What's Really Driving Apple’s New-Found Fondness For ‘Free’? - NatCrodo
http://9to5mac.com/2013/10/23/opinion-what-is-really-driving-apples-new-found-fondness-for-free/?utm_source=feedburner&utm_medium=feed&utm_campaign=Feed%3A+9To5Mac-MacAllDay+%289+to+5+Mac+-+Apple+Intelligence%29

======
calciphus
It's so weird to continually hear authors parrot the claim that the trivial
cost of an OS upgrade is relevant to businesses. Fact is, any business over
about 20 employees has a Microsoft Software Entitlement license, where you pay
(substantially under market price) per user for Office, Windows, etc. And
Software Entitlement is valid across all currently supported versions of the
OS and Office.
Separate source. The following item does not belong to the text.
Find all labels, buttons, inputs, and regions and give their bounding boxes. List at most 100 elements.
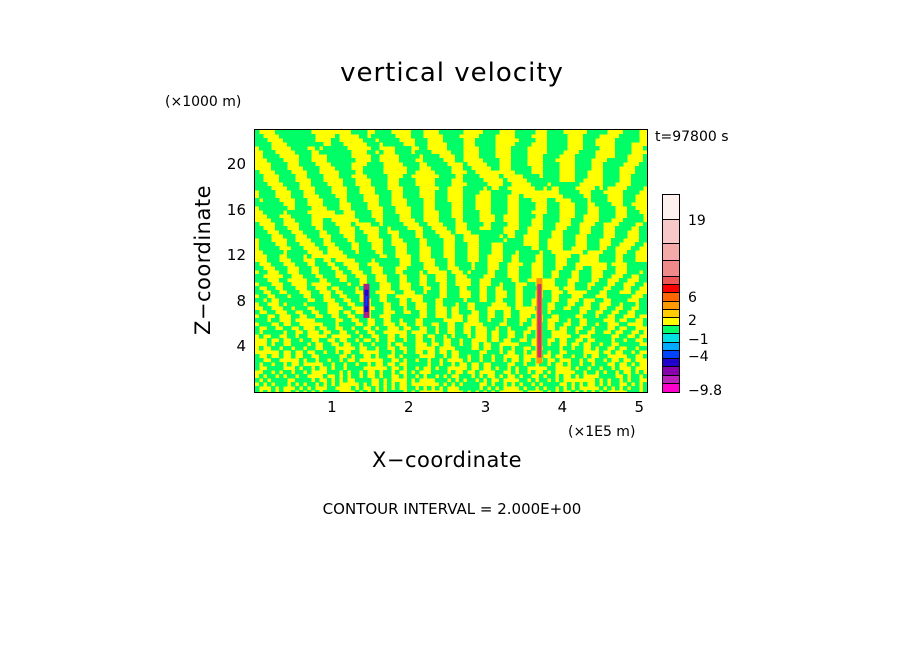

That means that if your company is running XP and Office 2003,
it's entirely because your IT group didn't want to go through the trouble of
upgrading everyone (and retraining users), NOT because of the cost. The time
to test various enterprise apps and ensure they work and work reliably is
expensive. Just because Apple wanted to encourage a bunch of bloggers to
update their Airs isn't going to be a tipping point for Apple into any real
market share - in fact it'll harm their chances in the future when they stop
issuing security patches to a 2-year-old OS because "upgrades are free".

What is driving Apple's new-found fondness for free is that they don't want to
deal with supporting older OSs. Unfortunately, that's a requirement for being
in the business world. Apple has just excluded themselves from it.